Cold War Noir And The Class of '86

As I hurtle towards middle age and the inevitable, inexorable and brutal change in outlook such a life achievement brings, I find myself retracing my existential roots and celebrating them. And, frankly, I can't imagine a better time to become a teenager and then an adult, than the glorious 1980's. But I guess I'm biased.

Aside from big hair, leg-warmers and a hundred and one other examples of eighties fashion aberrations, my teenage years recall the last era of elegantly style, before ripped jeans showed up on the scene. I'm talking about a fashion sense most accurately rendered in movies like Grosse Point Blank, Donnie Darko and Pretty In Pink; not too excessively garish 1980's fashion, just understated - Cold War 'noir' - classically sophisticated. Elegant cool.

The music of the moment is also critical in locking onto the mood of the time; Psychedelic Furs, INXS, Frankie Goes To Hollywood, Tears For Fears, Depeche Mode. During the nineties, a degree of distaste for such aural pleasures understandably developed as the social contexts shifted together with attitudes and tastes. But now, 15-20 years later, a degree of distance has allowed a refreshed context to be re-applied and a resulting renewed appreciation is beginning to flourish for what was, for many, a real social renaissance period.

Today the word 'retro' seems to be increasingly used as code for the 1980's and the embryonic electronic phenomenon the decade heralded. The Yamaha DX-7 synthesizer. The CBM-64 and the Sinclair ZX-81. Back To The Future and De Loreans. Pac-man. Digital wristwatches with musical alarms, (I proudly wore one such example; a Zeon Rock Album watch that bleeped simple renditions of five Beatles hits as time alarms), the ancestral precursors to today's mobile ring tones.

I am a retired gamer. The most significant pull for me as a child, teenager and twenty-something was videogames. But I've more or less given up on them in recent years, jaded and detached by much of the recent contemporary tat that passes itself off as entertainment to a fresh generation that doesn't know any better. But lately I've found salvation in the burgeoning Retro movement, games magazines have recently switched onto this with regular and significant retro features and there's even now a complete magazine devoted to the area. These allow me to bask in my youth again and relive those heady days all over again.

A couple of weeks back I visited a small computing museum in the University of Bath in Swindon, where I met up with fellow #joiito regular and, like me, a follower of 80's technological fashion, John Rochester.

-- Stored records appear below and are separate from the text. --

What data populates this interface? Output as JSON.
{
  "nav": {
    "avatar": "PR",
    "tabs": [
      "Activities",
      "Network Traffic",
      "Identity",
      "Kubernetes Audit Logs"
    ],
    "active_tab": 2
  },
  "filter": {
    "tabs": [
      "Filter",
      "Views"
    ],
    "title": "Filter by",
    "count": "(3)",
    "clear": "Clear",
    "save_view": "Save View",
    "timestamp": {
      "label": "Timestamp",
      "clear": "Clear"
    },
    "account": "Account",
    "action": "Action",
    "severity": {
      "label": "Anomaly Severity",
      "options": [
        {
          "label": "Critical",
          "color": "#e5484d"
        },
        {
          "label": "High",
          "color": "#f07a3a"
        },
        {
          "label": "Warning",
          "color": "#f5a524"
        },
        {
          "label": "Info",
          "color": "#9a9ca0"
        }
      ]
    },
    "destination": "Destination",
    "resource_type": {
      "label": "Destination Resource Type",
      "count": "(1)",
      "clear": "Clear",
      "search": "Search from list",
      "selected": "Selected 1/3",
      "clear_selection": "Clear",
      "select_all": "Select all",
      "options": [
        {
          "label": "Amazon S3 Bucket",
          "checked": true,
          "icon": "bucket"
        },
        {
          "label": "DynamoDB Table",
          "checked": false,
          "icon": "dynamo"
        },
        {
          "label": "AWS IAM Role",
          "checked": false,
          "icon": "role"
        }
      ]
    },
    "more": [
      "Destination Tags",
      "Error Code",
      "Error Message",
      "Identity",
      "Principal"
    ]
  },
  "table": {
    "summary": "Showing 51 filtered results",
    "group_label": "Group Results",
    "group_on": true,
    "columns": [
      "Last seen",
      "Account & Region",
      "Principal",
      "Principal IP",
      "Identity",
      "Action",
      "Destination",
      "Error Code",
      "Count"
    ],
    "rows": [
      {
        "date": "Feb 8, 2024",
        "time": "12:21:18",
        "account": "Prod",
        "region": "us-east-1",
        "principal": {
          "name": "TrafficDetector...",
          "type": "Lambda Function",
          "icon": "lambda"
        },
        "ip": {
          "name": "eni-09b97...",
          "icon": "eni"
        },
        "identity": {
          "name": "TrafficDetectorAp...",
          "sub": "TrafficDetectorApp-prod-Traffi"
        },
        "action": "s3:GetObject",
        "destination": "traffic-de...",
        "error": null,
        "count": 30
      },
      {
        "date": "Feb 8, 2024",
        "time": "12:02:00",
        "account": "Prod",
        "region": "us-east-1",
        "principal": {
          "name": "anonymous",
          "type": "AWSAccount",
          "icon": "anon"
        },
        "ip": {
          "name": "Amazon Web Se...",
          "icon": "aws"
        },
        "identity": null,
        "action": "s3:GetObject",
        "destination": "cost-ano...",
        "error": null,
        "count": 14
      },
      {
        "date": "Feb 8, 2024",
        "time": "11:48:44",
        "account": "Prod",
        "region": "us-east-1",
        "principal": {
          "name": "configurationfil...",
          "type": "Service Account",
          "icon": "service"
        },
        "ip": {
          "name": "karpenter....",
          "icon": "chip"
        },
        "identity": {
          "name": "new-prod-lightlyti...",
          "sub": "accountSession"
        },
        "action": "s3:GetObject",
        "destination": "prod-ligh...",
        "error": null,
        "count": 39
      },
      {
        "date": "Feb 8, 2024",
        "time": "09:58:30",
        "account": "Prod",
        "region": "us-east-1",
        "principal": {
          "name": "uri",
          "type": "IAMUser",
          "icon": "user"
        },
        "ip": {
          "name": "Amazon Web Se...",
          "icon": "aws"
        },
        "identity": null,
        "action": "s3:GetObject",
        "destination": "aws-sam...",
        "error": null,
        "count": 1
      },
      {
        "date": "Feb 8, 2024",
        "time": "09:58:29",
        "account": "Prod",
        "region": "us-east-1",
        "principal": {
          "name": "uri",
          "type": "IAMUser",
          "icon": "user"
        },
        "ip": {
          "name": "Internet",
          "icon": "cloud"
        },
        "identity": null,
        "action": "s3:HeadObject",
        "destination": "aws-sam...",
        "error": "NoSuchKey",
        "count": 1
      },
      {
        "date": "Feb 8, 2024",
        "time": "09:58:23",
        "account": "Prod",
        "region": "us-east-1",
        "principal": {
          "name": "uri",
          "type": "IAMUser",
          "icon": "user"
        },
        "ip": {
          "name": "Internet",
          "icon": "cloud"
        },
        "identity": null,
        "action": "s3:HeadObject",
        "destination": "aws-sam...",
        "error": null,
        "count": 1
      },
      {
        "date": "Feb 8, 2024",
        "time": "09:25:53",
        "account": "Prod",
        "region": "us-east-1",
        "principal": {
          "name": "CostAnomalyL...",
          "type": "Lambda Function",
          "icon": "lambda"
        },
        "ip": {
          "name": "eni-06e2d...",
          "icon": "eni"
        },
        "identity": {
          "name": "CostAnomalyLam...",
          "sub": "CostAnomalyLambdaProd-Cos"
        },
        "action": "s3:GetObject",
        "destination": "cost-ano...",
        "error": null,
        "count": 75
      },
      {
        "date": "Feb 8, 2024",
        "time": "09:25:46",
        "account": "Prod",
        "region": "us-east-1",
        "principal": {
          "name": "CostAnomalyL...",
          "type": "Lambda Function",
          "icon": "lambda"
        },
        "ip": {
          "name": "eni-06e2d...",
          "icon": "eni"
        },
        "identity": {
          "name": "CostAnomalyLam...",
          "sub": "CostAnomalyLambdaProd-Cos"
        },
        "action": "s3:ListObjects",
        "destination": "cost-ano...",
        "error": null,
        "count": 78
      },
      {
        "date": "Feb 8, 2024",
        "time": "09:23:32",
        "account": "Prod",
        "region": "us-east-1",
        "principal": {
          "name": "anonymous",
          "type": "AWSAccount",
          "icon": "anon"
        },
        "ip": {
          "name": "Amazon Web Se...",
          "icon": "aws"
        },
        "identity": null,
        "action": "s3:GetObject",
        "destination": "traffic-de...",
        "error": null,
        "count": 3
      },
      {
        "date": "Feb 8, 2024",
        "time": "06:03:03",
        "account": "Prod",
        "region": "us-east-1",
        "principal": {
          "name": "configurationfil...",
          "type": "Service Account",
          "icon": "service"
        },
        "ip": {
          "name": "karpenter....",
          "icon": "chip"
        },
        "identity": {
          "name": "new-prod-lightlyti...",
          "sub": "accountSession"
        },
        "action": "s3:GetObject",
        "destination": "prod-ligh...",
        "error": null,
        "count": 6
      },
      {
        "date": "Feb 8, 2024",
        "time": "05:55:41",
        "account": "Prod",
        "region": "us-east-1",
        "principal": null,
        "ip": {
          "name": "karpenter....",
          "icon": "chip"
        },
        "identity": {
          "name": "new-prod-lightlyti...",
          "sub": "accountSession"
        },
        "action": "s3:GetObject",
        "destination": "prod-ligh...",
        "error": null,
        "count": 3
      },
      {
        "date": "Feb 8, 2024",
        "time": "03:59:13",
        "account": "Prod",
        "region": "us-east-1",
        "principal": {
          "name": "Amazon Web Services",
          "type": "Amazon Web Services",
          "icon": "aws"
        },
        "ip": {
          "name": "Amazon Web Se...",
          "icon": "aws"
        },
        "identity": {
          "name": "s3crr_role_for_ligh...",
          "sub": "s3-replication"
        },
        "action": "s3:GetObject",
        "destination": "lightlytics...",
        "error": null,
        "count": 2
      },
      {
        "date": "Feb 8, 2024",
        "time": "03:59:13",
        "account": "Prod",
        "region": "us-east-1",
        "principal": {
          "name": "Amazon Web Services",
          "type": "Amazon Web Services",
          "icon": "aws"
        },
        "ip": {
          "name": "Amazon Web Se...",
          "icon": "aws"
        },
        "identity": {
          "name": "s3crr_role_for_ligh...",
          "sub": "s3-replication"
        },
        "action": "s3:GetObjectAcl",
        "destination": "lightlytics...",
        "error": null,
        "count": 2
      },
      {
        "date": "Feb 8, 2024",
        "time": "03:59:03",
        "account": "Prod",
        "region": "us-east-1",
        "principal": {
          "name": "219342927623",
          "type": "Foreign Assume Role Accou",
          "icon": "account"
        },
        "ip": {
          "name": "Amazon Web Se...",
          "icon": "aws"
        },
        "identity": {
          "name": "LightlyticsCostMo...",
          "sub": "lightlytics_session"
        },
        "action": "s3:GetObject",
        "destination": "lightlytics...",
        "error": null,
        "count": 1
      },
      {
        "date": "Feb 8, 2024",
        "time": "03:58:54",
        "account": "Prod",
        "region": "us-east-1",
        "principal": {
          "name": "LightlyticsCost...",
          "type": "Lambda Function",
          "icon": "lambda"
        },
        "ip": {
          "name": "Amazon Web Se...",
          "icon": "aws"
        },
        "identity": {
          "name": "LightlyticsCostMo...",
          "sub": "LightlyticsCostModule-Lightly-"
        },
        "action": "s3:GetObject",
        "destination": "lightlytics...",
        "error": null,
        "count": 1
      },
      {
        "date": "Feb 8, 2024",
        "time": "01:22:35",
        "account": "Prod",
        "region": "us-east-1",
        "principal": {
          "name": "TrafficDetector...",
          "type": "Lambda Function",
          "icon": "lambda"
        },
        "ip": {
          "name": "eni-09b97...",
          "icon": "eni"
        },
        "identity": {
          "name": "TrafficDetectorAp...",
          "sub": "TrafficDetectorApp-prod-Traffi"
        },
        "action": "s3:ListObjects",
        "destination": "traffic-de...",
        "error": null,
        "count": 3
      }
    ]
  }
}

It was a total blast manhandling Atari VCS consoles, an Oric-1 and I even managed a quick play of Minestorm on the uniquely classic Vectrex.

But I wonder what the technological revolution will make of its old self as it progressively continues to review its historical origins. The 80's is where it all more or less took off, and the products and marvels of that decade are now being treated with a degree of reverence and respect. The brands, inventors, industry leaders and demigods of the time are now increasingly being viewed through saintly spectacles.

I wonder what we'll be saying, what the view of the digital historians will be on the dotcom boom, Google and blogging, twenty years down the line from now.